The `air` variable is different from the coordinate and auxiliary coordinate variables; it is a **data variable** that contains air temperature data. The notation `air(time, lat, lon)` indicates that the data array in this variable is organized along the dimensions `time`, `lat`, and `lon` in sequence.

In [14]:
print(ds.air)

<xarray.DataArray 'air' (time: 366, lat: 94, lon: 192)> Size: 26MB
array([[[225.85   , 225.85   , ..., 225.92   , 225.87   ],
        [226.42   , 226.75   , ..., 226.04   , 226.22   ],
        ...,
        [258.57   , 258.7    , ..., 258.4    , 258.5    ],
        [258.02002, 258.02002, ..., 258.03998, 258.03998]],

       [[227.7    , 227.75   , ..., 227.7    , 227.7    ],
        [226.56999, 227.     , ..., 226.     , 226.27   ],
        ...,
        [258.1    , 258.22   , ..., 257.97   , 258.07   ],
        [257.75   , 257.7    , ..., 257.8    , 257.77002]],

       ...,

       [[229.65   , 229.65   , ..., 229.62   , 229.7    ],
        [231.97   , 231.8    , ..., 232.56999, 232.3    ],
        ...,
        [257.62   , 257.57   , ..., 257.77002, 257.72   ],
        [256.77002, 256.72   , ..., 256.95   , 256.9    ]],

       [[227.81999, 227.95   , ..., 227.56999, 227.72   ],
        [228.3    , 228.3    , ..., 228.3    , 228.27   ],
        ...,
        [256.45   , 256.39   , ..., 

### Metadata

Now that we've covered the basic types of variables in a standard netCDF file, let's take a brief look at the metadata. The two types of metadata in a netCDF file are **variable attributes** and **global attributes**.

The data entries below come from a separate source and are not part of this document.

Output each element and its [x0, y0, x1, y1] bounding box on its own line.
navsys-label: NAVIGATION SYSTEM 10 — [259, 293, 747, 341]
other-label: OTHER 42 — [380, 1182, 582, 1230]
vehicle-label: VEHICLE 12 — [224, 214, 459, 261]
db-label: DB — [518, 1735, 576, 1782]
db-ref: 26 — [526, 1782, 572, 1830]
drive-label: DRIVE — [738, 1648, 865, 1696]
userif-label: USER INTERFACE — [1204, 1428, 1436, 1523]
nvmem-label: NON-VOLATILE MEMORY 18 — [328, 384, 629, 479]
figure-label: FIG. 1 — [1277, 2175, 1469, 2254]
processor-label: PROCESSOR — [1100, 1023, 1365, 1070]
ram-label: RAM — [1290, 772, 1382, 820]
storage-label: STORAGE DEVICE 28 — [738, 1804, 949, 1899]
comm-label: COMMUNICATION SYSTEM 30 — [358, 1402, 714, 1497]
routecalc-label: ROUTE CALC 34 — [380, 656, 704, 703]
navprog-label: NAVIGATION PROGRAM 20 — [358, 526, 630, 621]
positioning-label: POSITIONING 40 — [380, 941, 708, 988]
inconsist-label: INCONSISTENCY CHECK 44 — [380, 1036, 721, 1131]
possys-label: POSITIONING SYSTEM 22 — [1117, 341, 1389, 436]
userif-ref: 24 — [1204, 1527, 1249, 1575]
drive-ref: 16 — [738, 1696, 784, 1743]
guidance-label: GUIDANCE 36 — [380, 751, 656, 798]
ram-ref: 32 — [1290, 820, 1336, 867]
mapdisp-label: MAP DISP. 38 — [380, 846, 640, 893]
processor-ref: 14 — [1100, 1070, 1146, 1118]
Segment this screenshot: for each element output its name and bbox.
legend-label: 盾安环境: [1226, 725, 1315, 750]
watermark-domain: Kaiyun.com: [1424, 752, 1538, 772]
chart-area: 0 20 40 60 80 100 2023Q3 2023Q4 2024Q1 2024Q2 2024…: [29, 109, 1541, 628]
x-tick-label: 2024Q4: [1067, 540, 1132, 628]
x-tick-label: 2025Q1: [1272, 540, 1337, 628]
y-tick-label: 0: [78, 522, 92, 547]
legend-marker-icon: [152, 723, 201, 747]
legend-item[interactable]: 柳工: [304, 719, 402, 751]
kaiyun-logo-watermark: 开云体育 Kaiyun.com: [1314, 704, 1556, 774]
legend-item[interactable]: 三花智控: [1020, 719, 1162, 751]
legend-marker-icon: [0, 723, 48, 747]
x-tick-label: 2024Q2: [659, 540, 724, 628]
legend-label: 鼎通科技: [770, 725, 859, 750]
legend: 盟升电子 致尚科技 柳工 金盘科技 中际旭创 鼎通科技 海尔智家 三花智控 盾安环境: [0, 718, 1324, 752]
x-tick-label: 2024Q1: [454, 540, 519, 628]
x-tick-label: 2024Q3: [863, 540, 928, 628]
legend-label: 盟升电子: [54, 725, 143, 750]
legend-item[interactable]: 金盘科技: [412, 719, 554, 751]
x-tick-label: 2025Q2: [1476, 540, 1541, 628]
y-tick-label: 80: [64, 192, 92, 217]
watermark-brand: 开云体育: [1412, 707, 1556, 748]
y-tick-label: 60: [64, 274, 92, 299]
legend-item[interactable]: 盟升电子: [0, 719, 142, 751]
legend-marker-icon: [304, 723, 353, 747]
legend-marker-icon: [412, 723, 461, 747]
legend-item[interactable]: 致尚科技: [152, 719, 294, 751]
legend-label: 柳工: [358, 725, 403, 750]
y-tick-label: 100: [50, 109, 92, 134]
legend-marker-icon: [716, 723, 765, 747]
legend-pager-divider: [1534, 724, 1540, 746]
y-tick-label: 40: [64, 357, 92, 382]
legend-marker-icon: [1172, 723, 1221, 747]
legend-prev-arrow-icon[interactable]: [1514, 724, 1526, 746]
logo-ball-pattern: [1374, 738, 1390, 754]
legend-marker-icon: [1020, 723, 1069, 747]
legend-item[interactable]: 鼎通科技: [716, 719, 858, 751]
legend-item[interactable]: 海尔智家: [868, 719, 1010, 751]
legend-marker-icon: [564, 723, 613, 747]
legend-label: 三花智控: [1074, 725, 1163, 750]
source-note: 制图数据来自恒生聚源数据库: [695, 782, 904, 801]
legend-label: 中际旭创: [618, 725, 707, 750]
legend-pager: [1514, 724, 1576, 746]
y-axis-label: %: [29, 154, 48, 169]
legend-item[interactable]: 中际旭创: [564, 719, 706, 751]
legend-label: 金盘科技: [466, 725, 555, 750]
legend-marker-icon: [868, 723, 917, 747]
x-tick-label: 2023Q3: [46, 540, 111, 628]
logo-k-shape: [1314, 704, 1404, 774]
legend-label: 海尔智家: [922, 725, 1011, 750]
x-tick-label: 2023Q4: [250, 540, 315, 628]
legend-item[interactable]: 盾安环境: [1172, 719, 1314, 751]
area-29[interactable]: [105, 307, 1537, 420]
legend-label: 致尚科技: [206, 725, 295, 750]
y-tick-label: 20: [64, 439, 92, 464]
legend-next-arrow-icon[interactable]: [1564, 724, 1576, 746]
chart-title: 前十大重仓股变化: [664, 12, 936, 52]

* *Variable attributes* provide information about individual variables, such as time, lat, lon, and air.
    
* *Global attributes* provide information about the entire dataset.

What kind of information should be included in variable attributes? Do the attributes for a coordinate variable differ from those for a data variable? What about global attributes? These questions are addressed by the CF Conventions, a widely adopted metadata standard in Earth System Science. We will explore this in more detail in the next chapter.

To summarize, in this chapter we learned about the core content structure of a standardized netCDF file, which includes three main components: "dimensions," "variables," and "metadata." Data is stored in data variables and organized along dimensions, with coordinates specified by corresponding coordinate variables. Auxiliary coordinate variables provide additional coordinate information. Metadata is included for both individual variables (variable attributes) and the entire dataset (global attributes) in a standard netCDF file.